The Final Victim(28)



"Your nephew must have decided that I was, because he didn't have a problem with the new will when he drew it up."

"He doesn't know you the way I do."

Gilbert snorted at that.

As if to say, You don't know me at all, Tyler.

Still…

"Why didn't you wait for me to come back before you made the changes?"

"At our age, Tyler, who has time to wait?"

"You could at least have consulted me."

"You were lying in a hospital bed." Gilbert's tone was surprisingly subdued. "How could I do that to you?"

"What did your family do to piss you off, might I ask?"

"You might," Gilbert shot back, his lapse into kindly consideration unsurprisingly temporary, "but I don't have to answer, you nosy son of a bitch."

It was hardly the first time in Tyler's life that Gilbert had called him that-usually with utmost affection. But this time, it was hardly a term of endearment.

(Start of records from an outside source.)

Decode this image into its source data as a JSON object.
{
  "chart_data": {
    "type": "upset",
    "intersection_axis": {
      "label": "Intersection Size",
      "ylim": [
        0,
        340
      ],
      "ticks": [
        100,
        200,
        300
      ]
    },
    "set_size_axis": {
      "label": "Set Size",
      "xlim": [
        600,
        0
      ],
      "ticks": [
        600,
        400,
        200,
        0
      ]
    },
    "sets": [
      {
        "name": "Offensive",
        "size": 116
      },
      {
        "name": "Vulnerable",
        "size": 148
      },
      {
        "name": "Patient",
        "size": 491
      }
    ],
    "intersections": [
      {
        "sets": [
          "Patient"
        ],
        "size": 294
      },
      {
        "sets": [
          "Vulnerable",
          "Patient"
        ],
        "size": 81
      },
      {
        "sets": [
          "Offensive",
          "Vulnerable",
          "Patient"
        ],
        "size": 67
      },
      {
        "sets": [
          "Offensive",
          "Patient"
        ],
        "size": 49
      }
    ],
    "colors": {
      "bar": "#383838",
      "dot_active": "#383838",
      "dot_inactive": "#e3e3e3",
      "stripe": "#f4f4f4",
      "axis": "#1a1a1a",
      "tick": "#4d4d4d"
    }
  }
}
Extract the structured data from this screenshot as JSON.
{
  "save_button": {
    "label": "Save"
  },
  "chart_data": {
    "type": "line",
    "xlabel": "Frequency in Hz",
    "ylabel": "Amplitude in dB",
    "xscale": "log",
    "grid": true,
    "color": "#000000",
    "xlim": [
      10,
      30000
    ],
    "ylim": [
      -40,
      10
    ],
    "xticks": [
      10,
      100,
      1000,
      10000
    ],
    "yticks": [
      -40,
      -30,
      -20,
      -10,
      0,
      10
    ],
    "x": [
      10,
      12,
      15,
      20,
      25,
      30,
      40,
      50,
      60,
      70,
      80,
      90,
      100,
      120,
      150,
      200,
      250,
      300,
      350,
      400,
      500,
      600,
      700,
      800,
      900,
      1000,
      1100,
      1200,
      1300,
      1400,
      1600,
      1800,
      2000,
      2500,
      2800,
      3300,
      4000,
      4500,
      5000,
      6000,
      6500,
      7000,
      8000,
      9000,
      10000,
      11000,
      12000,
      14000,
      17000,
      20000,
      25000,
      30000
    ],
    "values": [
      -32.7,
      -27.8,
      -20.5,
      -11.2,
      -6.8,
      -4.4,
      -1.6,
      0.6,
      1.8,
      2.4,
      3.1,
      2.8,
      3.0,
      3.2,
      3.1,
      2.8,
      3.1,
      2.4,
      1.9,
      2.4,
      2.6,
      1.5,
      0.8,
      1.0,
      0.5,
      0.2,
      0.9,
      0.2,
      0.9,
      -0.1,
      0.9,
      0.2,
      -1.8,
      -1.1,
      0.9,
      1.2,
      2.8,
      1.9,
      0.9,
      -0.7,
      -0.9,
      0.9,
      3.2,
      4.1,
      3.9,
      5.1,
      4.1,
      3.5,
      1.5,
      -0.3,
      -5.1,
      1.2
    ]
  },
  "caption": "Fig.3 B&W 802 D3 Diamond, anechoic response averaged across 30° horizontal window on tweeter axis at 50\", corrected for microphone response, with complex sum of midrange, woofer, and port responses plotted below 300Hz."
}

What on earth could have happened? Obviously, something earth-shattering enough to cause Gilbert to set aside his typically pragmatic approach to family finance.

"You have to know all hell is going to break loose when your family finds out what you've done."

"I won't be there to see it," was Gilbert's succinct response.

"No, but I will."

"Look on the bright side, Tyler. Maybe you'll get lucky and check out after I do."

"I doubt that. I've always thought you were going to live forever," he replied, only half-kidding.

"Then neither of us has anything to worry about, do we?"

Maybe you don't, Tyler thinks now, gazing at the legal document waiting on his desk. But I most certainly do.

The will is bound to be messily contested.

What the hell was Gilbert thinking?

*

The Magnolia Clinic is conveniently located in the shadows of Highway 16, just off the exit ramp. Mimi has no problem finding it, just as Dr. Redmond's nurse promised when she called this morning to summon them.

Everything about this place is depressing, from the unadorned, yellow-brick facade to the rusty chain-link and barbed wire fence that rings the parking lot. There is nary a magnolia in sight. Most of the cars here, including those with MD license plates, are older domestic models, many in some form of disrepair, mute testimony to the economic level of clientele and staff.

But this is where the Johnstons have landed, courtesy of a nonexistent insurance plan and a virtually empty bank account.

"I'm going to have to park pretty far away from the door. Do you want me to go get a wheelchair?" she asks Jed, when they find themselves circling the lot a second time.

"No. I'll walk."

She opens her mouth to protest, but thinks better of it. He hates being treated like an invalid. He's been through enough of that lately, and who knows what lies ahead?

After collapsing at work and being rushed to Candler General's ER with unbearable stomach pain, poor Jed spent a miserable week in a hospital bed. He was hooked up to an IV, injected and scanned and drained of various fluids as gastroenterology specialists attempted to determine the cause of his illness.

Now, presumably, they know.

And it's news that needs to be delivered in person.

Which means it can't be good.

This is just like what happened with Daddy…

No, don't go there, Mimi warns herself, turning into a fortuitously vacant spot beneath the parking lot's lone shade tree, a straggly-looking oak.

Don't think ahead. Don't even consider that. Daddy was a time bomb; he smoked three packs a day. Jed doesn't even-

"Stop! "Jed calls sharply.

She slams on the brakes and looks at him in hopelessness, wondering how on earth she's going to coax him into going in to face the prognosis. He didn't want to come, doesn't want to know.

When he's spoken at all in the hours since the doctor's nurse called to summon them here, it's to voice his intent to steal a boat and hurtle himself overboard far out in the Atlantic the next time a storm blows in.

I swear, Mimi, if that doctor tells me something's really wrong with me, I'm not going to sit here and the a slow death…

"Jed, I know this is hard," she says gently, her hands trembling on the steering wheel, foot frozen on the brake, "but we can get through it, whatever-"

"Broken glass," he interrupts.

She stares at him. Now he's incoherent How on earth is she going to get him to- "There." He points to the parking space she was about to take. Shards of a brown glass bottle are strewn with other litter between the parallel white lines. "Don't pull in. You'll slash the tires."

"Oh." She swallows hard, shifts into reverse.

Slashed tires can be patched, replaced. Slashed tires are so easy, really, in the grand scheme of things; ridiculously simple to remedy.

"I'll find another spot," she manages to say around the lump in her throat as she eases the car back into the midday sun's full glare on the asphalt.

"Or we could just leave. We could go pick up Cam from your mother's and get the hell out of here."

"And go where?"

"Who the hell cares? California. Hawaii. Europe. You've always wanted to go to Europe. You would have, I if it weren't for me."